Most recurring revenue companies—well, most companies in general—scale their businesses by acquiring new customers directly. After all, selling directly to the businesses and customers that use your products or services seems like a natural and obvious choice.

This strategy comes with some major downsides, though: high customer acquisition costs and overall difficulties with scaling the overall business to meet the needs of a larger customer base. How do you grow your business without letting costs run out of control?

Adopting new business models

It’s no wonder we’ve observed more companies (and subscription companies, in particular) choose to scale their businesses by selling through different channels or adopting interesting new business models.

For example, WineDirect sells to resellers: its B2B SaaS platform helps wineries easily manage all aspects of their direct-to-consumer wine delivery business. Pipedrive, another B2B SaaS company in a totally different industry, sells both to businesses directly and through IT solution providers. Finally, Adentro (formerly known as Zenreach) sells its Wi-Fi-powered marketing solutions to retailers and restaurants, whether to a single location or to entire chains.

These subscription model companies, and others like them, all face a similar set of challenges.

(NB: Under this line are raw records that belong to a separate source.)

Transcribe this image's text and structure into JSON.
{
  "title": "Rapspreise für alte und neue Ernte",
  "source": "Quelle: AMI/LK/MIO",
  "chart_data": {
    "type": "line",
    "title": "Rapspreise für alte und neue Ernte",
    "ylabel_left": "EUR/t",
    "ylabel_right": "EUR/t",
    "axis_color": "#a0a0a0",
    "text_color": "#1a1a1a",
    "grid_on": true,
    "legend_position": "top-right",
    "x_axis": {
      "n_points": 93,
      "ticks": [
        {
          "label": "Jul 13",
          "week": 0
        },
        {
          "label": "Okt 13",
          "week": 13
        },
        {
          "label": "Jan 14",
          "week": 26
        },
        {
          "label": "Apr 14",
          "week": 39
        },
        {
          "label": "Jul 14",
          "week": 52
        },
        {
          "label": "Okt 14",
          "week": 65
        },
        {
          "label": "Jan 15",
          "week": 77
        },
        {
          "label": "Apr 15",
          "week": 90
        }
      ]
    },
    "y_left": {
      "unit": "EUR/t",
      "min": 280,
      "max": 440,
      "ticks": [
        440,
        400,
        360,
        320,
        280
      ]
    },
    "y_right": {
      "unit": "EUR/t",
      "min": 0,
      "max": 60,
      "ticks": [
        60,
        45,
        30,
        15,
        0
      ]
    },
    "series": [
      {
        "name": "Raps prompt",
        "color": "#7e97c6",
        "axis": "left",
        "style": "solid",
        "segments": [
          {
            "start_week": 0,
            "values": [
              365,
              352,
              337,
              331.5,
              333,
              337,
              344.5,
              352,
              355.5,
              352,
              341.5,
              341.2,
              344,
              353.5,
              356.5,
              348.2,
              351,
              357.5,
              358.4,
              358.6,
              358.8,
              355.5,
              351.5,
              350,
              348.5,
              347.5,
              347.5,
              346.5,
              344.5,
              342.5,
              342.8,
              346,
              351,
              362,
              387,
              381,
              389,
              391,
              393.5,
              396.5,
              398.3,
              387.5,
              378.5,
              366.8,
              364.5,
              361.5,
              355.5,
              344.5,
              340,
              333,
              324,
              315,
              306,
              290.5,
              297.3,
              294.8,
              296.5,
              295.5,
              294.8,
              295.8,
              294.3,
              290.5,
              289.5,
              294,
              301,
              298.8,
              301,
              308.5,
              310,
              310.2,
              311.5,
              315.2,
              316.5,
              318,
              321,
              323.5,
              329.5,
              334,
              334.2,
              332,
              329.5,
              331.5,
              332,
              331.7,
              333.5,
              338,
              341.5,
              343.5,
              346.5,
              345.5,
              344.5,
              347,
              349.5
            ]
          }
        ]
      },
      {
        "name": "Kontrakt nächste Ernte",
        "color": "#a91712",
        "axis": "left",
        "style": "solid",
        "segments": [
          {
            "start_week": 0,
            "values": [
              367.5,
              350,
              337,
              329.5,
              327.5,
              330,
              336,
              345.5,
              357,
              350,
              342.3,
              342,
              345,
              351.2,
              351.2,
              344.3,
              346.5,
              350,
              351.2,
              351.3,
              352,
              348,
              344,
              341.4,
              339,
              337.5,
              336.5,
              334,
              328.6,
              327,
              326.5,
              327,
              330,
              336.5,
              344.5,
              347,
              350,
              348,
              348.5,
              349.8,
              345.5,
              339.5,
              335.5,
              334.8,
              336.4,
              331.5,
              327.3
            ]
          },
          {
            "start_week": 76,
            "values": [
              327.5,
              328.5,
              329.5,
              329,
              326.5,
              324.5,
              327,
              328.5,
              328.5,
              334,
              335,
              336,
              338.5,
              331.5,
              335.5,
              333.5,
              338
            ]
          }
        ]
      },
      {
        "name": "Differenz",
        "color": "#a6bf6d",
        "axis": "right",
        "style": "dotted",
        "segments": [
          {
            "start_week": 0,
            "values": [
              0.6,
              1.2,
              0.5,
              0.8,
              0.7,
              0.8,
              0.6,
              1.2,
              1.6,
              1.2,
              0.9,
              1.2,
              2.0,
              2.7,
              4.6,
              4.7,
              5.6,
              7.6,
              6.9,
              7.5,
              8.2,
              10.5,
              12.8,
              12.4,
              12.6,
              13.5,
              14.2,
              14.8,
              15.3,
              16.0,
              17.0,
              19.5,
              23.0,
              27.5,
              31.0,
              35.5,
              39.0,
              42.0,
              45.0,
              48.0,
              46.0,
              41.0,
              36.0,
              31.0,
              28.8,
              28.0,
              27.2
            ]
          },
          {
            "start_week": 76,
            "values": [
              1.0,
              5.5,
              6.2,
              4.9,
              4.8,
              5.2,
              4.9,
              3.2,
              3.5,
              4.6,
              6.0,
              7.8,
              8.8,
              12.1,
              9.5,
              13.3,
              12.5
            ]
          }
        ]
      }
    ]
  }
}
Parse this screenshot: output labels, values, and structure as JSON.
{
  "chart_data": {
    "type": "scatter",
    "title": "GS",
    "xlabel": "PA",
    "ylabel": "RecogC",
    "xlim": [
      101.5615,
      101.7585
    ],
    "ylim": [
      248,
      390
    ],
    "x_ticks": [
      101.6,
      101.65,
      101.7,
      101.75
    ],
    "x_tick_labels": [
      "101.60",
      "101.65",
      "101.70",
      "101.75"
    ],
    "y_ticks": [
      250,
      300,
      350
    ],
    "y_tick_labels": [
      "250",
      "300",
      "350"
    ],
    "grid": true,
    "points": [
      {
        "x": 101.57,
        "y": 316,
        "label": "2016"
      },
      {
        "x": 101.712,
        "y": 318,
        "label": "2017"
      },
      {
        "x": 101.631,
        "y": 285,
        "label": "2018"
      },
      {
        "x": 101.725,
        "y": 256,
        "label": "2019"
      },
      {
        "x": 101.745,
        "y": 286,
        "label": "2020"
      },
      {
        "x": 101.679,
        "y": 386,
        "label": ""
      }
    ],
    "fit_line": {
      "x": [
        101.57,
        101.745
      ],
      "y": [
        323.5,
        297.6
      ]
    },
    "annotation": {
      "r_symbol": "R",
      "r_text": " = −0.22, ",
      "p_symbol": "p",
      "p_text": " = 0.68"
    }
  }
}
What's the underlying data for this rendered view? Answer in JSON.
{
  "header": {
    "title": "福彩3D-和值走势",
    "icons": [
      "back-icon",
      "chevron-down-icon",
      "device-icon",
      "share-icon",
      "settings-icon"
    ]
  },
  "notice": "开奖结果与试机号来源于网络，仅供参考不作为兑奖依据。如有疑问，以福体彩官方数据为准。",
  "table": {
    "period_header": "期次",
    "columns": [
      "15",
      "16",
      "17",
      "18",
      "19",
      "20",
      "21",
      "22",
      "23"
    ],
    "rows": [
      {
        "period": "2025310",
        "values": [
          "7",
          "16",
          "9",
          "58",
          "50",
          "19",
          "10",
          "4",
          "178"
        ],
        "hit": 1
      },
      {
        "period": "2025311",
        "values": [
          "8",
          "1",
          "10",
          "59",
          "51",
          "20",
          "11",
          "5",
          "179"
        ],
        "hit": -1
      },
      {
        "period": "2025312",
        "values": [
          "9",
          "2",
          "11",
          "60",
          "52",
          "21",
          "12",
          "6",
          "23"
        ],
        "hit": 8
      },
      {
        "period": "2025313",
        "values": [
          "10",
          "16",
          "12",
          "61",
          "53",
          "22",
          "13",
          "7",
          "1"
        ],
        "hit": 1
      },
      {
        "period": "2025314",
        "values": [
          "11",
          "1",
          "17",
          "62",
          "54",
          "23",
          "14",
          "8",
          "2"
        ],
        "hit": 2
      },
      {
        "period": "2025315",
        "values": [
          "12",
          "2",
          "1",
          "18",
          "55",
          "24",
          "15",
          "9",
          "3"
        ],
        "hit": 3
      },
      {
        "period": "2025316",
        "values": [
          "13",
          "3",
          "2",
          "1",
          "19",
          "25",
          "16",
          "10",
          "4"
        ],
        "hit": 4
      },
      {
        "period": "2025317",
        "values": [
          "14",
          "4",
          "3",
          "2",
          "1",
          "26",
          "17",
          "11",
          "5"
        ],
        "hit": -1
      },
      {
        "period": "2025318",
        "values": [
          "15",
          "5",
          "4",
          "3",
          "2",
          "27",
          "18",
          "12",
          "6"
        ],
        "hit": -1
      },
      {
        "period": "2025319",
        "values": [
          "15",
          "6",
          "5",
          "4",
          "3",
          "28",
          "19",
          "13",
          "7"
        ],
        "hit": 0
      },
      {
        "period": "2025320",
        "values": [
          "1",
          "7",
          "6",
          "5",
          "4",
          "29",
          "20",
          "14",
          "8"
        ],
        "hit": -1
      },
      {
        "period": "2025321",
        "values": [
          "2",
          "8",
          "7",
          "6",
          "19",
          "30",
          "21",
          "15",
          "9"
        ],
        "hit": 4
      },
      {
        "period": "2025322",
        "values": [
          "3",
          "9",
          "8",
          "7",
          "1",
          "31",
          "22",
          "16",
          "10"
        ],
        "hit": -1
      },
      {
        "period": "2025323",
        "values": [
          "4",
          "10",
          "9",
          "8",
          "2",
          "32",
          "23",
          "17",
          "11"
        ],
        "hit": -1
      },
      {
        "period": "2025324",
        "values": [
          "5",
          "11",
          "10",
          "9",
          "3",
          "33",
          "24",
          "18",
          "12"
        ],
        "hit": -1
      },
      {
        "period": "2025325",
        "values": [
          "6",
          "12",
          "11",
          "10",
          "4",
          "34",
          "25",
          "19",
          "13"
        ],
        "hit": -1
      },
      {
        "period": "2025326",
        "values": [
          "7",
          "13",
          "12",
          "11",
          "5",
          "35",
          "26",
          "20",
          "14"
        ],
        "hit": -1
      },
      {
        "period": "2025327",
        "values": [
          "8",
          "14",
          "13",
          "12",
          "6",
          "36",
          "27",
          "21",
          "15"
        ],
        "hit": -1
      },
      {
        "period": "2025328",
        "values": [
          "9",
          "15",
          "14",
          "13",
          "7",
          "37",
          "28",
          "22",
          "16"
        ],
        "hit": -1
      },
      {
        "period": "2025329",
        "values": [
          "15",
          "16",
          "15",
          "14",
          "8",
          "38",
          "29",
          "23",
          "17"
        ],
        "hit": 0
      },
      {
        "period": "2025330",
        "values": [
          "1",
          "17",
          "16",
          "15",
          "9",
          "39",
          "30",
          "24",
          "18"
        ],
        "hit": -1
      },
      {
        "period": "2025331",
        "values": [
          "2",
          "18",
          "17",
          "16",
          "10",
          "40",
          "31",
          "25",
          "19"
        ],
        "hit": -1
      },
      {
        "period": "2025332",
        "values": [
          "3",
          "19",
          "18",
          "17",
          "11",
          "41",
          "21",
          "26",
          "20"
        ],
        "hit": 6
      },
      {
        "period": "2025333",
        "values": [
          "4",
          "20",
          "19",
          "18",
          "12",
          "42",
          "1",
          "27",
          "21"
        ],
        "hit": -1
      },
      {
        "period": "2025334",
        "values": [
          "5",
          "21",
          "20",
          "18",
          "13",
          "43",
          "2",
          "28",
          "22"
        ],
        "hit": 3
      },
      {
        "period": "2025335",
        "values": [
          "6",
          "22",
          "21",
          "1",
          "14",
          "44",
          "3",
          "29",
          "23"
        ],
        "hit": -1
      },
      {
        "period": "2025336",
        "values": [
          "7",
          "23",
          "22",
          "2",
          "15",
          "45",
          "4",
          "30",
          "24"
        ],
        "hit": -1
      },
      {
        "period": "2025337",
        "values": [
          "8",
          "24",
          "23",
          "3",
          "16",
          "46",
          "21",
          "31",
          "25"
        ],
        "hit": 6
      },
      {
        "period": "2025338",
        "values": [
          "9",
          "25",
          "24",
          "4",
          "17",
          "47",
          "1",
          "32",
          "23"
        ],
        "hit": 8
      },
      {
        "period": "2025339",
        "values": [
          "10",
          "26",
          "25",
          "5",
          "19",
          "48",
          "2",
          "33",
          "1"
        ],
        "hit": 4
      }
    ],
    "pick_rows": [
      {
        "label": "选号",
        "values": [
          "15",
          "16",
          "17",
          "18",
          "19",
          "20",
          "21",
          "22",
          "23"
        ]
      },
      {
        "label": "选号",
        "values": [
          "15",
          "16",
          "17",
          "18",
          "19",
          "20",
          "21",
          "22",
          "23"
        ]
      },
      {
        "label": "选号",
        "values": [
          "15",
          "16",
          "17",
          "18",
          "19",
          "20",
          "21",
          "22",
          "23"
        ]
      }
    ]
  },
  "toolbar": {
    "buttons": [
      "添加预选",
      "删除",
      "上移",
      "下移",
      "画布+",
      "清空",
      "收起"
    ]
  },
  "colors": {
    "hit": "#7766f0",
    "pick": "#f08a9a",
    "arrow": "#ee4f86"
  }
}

Because they sell to resellers or into hierarchical organizations with many subsidiaries and/or locations, they have to deal with complex billing scenarios stemming from invoice complications. These organizations also find reporting on performance exceedingly difficult (because of how complicated the parent/child relationships can be). Moreover, because of the friction added to the billing process, these companies face high processing costs.

Invoice Rollup: how it works

To make invoicing easier for subscription model companies that sell to resellers or hierarchical corporate entities, Recurly is introducing Invoice Rollup as an addition to our Account Hierarchy feature. Invoice Rollup makes it much easier for companies to consolidate line items from multiple accounts in an account hierarchy, and bill them to the parent account, in a single invoice. 

It’s helpful to run through an example to understand how all of this works. Say you sell order management software on a recurring basis to a nationwide chain (McDonald’s, for instance). Some McDonald’s locations might be independent franchises, so you invoice those franchise locations directly. Other locations might be owned by McDonald’s Corporate, so you invoice McDonald’s Corporate and add line items for each location that uses your software. Yet another set of locations might be owned by a separate management company that you’d like to invoice separately from McDonald’s Corporate. 

With Invoice Rollup, you have complete flexibility over how you invoice. All of the scenarios mentioned above are possible. Even for the locations owned by McDonald’s Corporate, you can choose whether or not the invoice you send to McDonald’s Corporate includes separate line items for each location or not. The choice is entirely yours—whatever makes most sense for your business and your customers.

Now that you don’t have to invoice every single location separately, the number of invoices you have to send out is reduced, meaning less paperwork for you (and your customers) to handle. Plus, fewer invoices means fewer transactions and lower processing costs. And because your hierarchical structures are clearly organized, reporting becomes a lot simpler as well.

Going deeper

This Account Hierarchy with Invoice Rollup functionality becomes even more interesting when you consider other complexities and elements of selling, such as coupons, discounts, credits, and taxes.

Want to apply discounts to only a certain set of customers? Easy. Continuing the earlier example, if you’re trying to gain the business of a brand new location that just joined the McDonald’s Corporate family, you could run a promotion just for that location and have the location’s reduced pricing accurately reflected on the invoice. Or, if you’d like to issue a credit to a number of child locations under the management company due to a service-related hiccup that affected those locations, you can do that. If the child bills to the parent, the credit will go to the parent and will be applied to the entire invoice.

Taxes are a complicated beast, but Invoice Rollup makes taxes easier to tame. If you want to tax one child entity (say, a location based in California) differently from another child entity based in New York, you can do that knowing that the taxes will be accurately reflected on the invoice issued to the parent.

Wrap-up

How do you know if Invoice Rollup is right for you?

Take a look at your business model today, or where you want to take it in the future. As we mentioned earlier, using a reseller model or selling into hierarchical organizations can be a powerful way to scale your subscription business without taking on extremely high acquisition costs. With Account Hierarchy + Invoice Rollup, adopting these subscription business models is easier than ever.